Six Musical Ways to Begin a Class

Six musical ways to welcome students: Great ideas for starting music class!
As we near August, you may be starting to think about your music lessons for the upcoming school year. Today, I'm blogging with six musical ways to begin your music class.

Please note that there is no right or wrong answer with how to welcome your class. It's totally up to you and what you think is best for your students! You might try changing it up a bit to see which way you like the best!


#1: Singing game

This is my preferred way to begin music. I want my students to be immediately singing and experiencing joy, so playing a singing game is a great way to do that! One of my favorites for Kindergarten is “Grizzly Bear”:

Grizzly Bear: A great singing game for Kindergarten! The blog post also includes other great ways to start music class!

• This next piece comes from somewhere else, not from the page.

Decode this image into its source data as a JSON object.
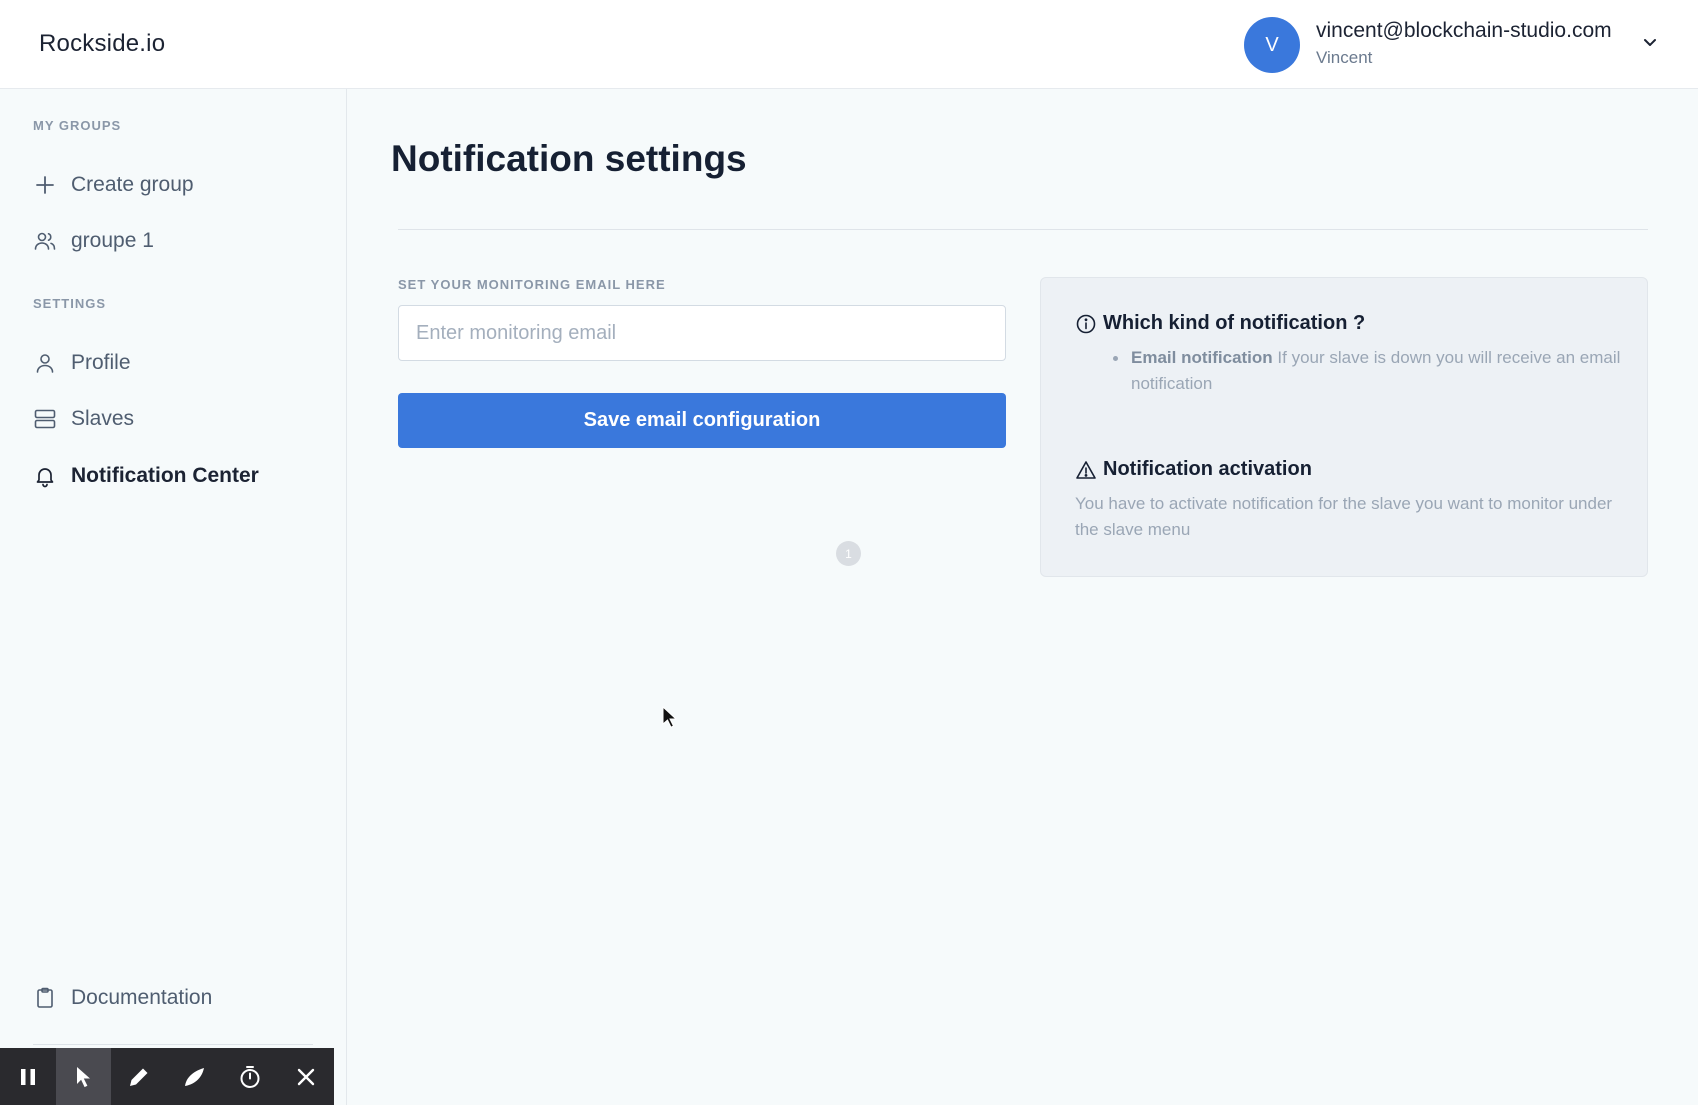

The kids love the song, as it starts very quietly and gets louder and louder, until they shout, “Roar” at the end! For the game, I have students walk in a circle, counter-clockwise, until they repeat the first phrase. Then on “Please be very quiet,” students stay still and put a finger to their lips. For “If you wake him, if you shake him…” students step louder and louder to the beat until they roar at the end! (I have them put their hands up like they are claws when they roar!) One child pretends to be a sleeping bear in the middle as all of the movement is going on, and then on “Roar,” that kid stands up and tries to tag one student. I have one spot that is the safe zone (my white board).

For more thoughts on singing games, see this blog post.

#2: Listening to music

I've heard of many music teachers beginning music class by playing a piece of music, such as Sousa's “Stars and Stripes Forever” or Mozart's “Rondo Alla Turka.” As students come in listening to music, they could mimic your beat motions, they could echo your rhythm patterns, they could copy your choreography…whatever you'd like!

#3: Vocal exploration

Having your students echo you as they begin class can be a great way to warm up their voices. You can have your voice go from low to high, or high to low, or low to high to low, and students echo you. They could also echo you on different sounds such as “ch ch ch ch ch” (to the rhythm “ta ta ti-ti ta”), then change the sounds and/or rhythm and have them echo the new pattern. For more vocal exploration ideas, see these blog posts.

#4: Name game

I blogged about some of my favorite name games in this blog post. Name games can be a great way to welcome students AND learn their names better! I just found this name game on Pinterest; it looks super fun!


#5: Gathering song

I sing a gathering song with my Kindergarteners and first graders after we play a singing game, but I've heard of some music teachers starting immediately with a gathering song. The song I use is “Here we are together,” to the tune of “The more we get together.”  Instead of, “'cause your friends are my friends and my friends are your friends,” I sing all the students' names around the room, so the lyrics are like: “Oh here we are together, together, together, Oh here we are together in music today. With Jenna, and Macy, and Scott, and Aileen…. Oh here we are together, in music today.”   This is a great way to welcome students to class, AND to learn their names better!  

#6: Solos

You could begin your lesson by listening to students solo sing. You might want to have the entire class first sing back to you (i.e. “Hello class”/ “Hello Mrs. Miracle”, “How are you today?” “I am great.”) Then, you could listen to 4-5 students sing solos. I'll sing to them “Hello ________,” using solfa we're preparing/ practicing, such as s-m-s-m or s-l-s-m, and they sing back “Hello Mrs. Miracle.” Then I'll ask them a question, such as “What's your favorite color?” or “What did you do this weekend?” or “What's your favorite food?” It helps me get to know them better, helps me hear who well they are matching pitch, AND is a great way to welcome them to class.
You could also combine some of these ways, such as starting with a singing game, then going to solos, or starting with a piece of music, then doing vocal exploration.